COS 429 - Computer Vision

Fall 2017

Assignment 3: Tracking

Due Sunday, Nov. 19

In this assignment you will be building a face tracker based on the Lukas-Kanade algorithm. For background, you should read the Lucas-Kanade paper and look at the notes for lectures 13 and 14.

Part 1. Preliminaries (20 points)

Do this:

Begin by downloading the starter code and data, which contains the following files:
- hw3start.m - Adds the subdirectories of the hw3 code to the Matlab path
- hw3test.m - This file contains snippets of code to run/test your implementation, for each section of the assignment. Do not run this file as a whole, copy/paste sections from it for testing.
- LKinitParams.m - This file defines a number of parameters to the LK alogrithm. You will alter some of these later on and observe their effect on performance.
- LKonCoImage.m - This file predicts the motion of a given rectangle from one frame to the next.

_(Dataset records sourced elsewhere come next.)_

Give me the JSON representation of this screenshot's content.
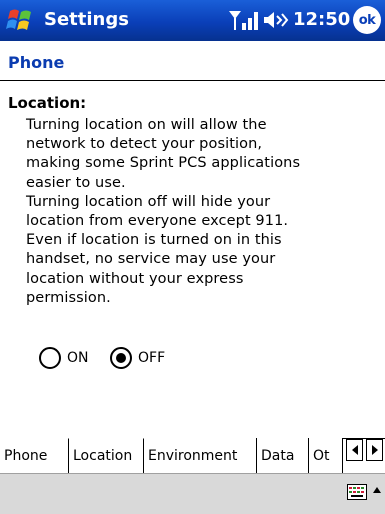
{
  "titlebar": {
    "app_title": "Settings",
    "clock": "12:50",
    "ok_label": "ok",
    "start_icon": "windows-flag-icon",
    "signal_icon": "signal-strength-icon",
    "volume_icon": "speaker-volume-icon"
  },
  "page": {
    "header": "Phone",
    "section_title": "Location:",
    "body_text": "Turning location on will allow the\nnetwork to detect your position,\nmaking some Sprint PCS applications\neasier to use.\nTurning location off will hide your\nlocation from everyone except 911.\nEven if location is turned on in this\nhandset, no service may use your\nlocation without your express\npermission."
  },
  "radio": {
    "on_label": "ON",
    "off_label": "OFF",
    "selected": "OFF"
  },
  "tabs": [
    {
      "label": "Phone",
      "active": false
    },
    {
      "label": "Location",
      "active": true
    },
    {
      "label": "Environment",
      "active": false
    },
    {
      "label": "Data",
      "active": false
    },
    {
      "label": "Ot",
      "active": false
    }
  ],
  "menubar": {
    "keyboard_icon": "keyboard-icon",
    "arrow_icon": "up-arrow-icon"
  },
  "colors": {
    "titlebar_blue": "#0a3fb8",
    "header_blue": "#0b3cb0",
    "menubar_gray": "#d9d9d9"
  }
}
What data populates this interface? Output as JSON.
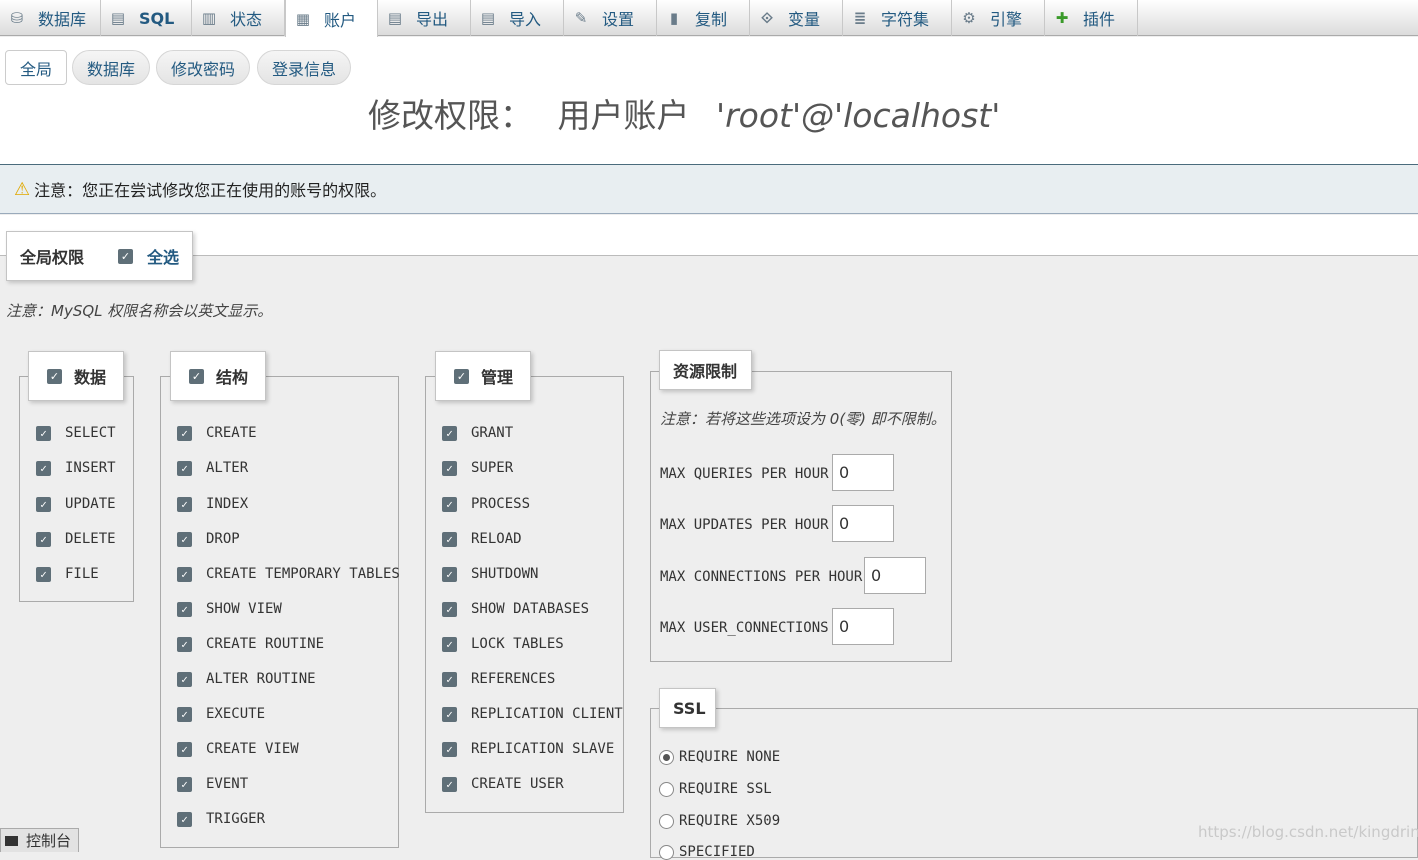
{
  "menu": {
    "tabs": [
      {
        "label": "数据库",
        "icon": "database-icon",
        "glyph": "⛁"
      },
      {
        "label": "SQL",
        "icon": "sql-icon",
        "glyph": "▤"
      },
      {
        "label": "状态",
        "icon": "status-icon",
        "glyph": "▥"
      },
      {
        "label": "账户",
        "icon": "accounts-icon",
        "glyph": "▦",
        "active": true
      },
      {
        "label": "导出",
        "icon": "export-icon",
        "glyph": "▤"
      },
      {
        "label": "导入",
        "icon": "import-icon",
        "glyph": "▤"
      },
      {
        "label": "设置",
        "icon": "wrench-icon",
        "glyph": "✎"
      },
      {
        "label": "复制",
        "icon": "replication-icon",
        "glyph": "▮"
      },
      {
        "label": "变量",
        "icon": "variables-icon",
        "glyph": "⟐"
      },
      {
        "label": "字符集",
        "icon": "charset-icon",
        "glyph": "≣"
      },
      {
        "label": "引擎",
        "icon": "engine-icon",
        "glyph": "⚙"
      },
      {
        "label": "插件",
        "icon": "plugin-icon",
        "glyph": "✚"
      }
    ]
  },
  "subtabs": [
    "全局",
    "数据库",
    "修改密码",
    "登录信息"
  ],
  "title": {
    "prefix": "修改权限：",
    "user_label": "用户账户",
    "account": "'root'@'localhost'"
  },
  "notice": "注意：您正在尝试修改您正在使用的账号的权限。",
  "global": {
    "label": "全局权限",
    "select_all": "全选"
  },
  "mysql_note": "注意：MySQL 权限名称会以英文显示。",
  "groups": {
    "data": {
      "title": "数据",
      "items": [
        "SELECT",
        "INSERT",
        "UPDATE",
        "DELETE",
        "FILE"
      ]
    },
    "structure": {
      "title": "结构",
      "items": [
        "CREATE",
        "ALTER",
        "INDEX",
        "DROP",
        "CREATE TEMPORARY TABLES",
        "SHOW VIEW",
        "CREATE ROUTINE",
        "ALTER ROUTINE",
        "EXECUTE",
        "CREATE VIEW",
        "EVENT",
        "TRIGGER"
      ]
    },
    "admin": {
      "title": "管理",
      "items": [
        "GRANT",
        "SUPER",
        "PROCESS",
        "RELOAD",
        "SHUTDOWN",
        "SHOW DATABASES",
        "LOCK TABLES",
        "REFERENCES",
        "REPLICATION CLIENT",
        "REPLICATION SLAVE",
        "CREATE USER"
      ]
    }
  },
  "resources": {
    "title": "资源限制",
    "note": "注意：若将这些选项设为 0(零) 即不限制。",
    "rows": [
      {
        "label": "MAX QUERIES PER HOUR",
        "value": "0"
      },
      {
        "label": "MAX UPDATES PER HOUR",
        "value": "0"
      },
      {
        "label": "MAX CONNECTIONS PER HOUR",
        "value": "0"
      },
      {
        "label": "MAX USER_CONNECTIONS",
        "value": "0"
      }
    ]
  },
  "ssl": {
    "title": "SSL",
    "options": [
      {
        "label": "REQUIRE NONE",
        "selected": true
      },
      {
        "label": "REQUIRE SSL",
        "selected": false
      },
      {
        "label": "REQUIRE X509",
        "selected": false
      },
      {
        "label": "SPECIFIED",
        "selected": false
      }
    ]
  },
  "console": "控制台",
  "watermark": "https://blog.csdn.net/kingdring"
}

You will implement much of this functionality below.
- LKonPyramid.m - This file performs the same motion prediction as LKonCoImage.m on a pair of image pyramids. It does this by calling LKonCoImage.m for each level of the pyramid.
- LKonSequence.m - This performs LK tracking across multiple frames of a video by calling LKonPyramid.m on pairs of frames and tracking rectangle positions and motions across frames. You will implement this functionality below.
The starter code also contains several directories with functions for various pieces of the LK algorithm, which you will need to use/implement. Familiarize yourself with the following directories' contents:
- coi - Contains files defining operations on "coordinate images" Which are defined below in section 1.3. You will need to implement drawFaceSequence.m in this directory and call other functions defined here.
- data - Contains several image sequences and ground truth rectangles for each frame. You will use these sequences for testing and to demonstrate your results.
- rect - Contains functions that manipulate rectangles, which are discussed in section 1.2. You will implement rect2uvs.m below.
- util - Contains various utility functions.
- uvs - Contains functions computing/manipulating uvs motion models. You will implement several functions within this directory.
Run hw3start.m to add the directories to your path, then take a look at hw3test.m to understand how to run the code as you implement features below.

1.1 Motion

We will be working with two motion models:

Translation by $(u,v)$, where the coordinate $(x,y)$ is updated to a new location $(x',y')$ according to $$ x'=x+u $$ $$ y'=y+v $$
Translation by $(u,v)$ and scale by $s$, where the scale $s$ is defined by the change of the object width from $w$ to $w'$ as: $$ s = \frac{w'-w}{w} $$ Thus $s=0$ means no scale, $s=1$ means the object doubles in size, $s=-0.5$ means it shrinks in half, and $s=-1$ means it shrinks to a singularity.
To define the motion of a point $(x,y)$ due to scale, one needs to define the "center" of motion. We will refer to this arbitrary point as $(x_0,y_0)$. Thus scaling the point $(x,y)$ means $$ x' = x+(x-x_0)*s $$ $$ y' = y+(y-y_0)*s $$
After scaling, we apply the translation also, producing the motion equations: $$ x' = x+u+(x-x_0)*s $$ $$ y' = y+v+(y-y_0)*s; $$

In the code, the directory uvs/ contains functions that manipulate $(u,v,s)$ motion models. The data structure they use is simply a row vector of 5 elements: [u v s x0 y0]. For example, the function

    wc = uvsCWarp(mot, c)

takes a motion model mot = [u v s x0 y0] and coordinate c = [x,y] and produces the new warped point wc = [x',y'].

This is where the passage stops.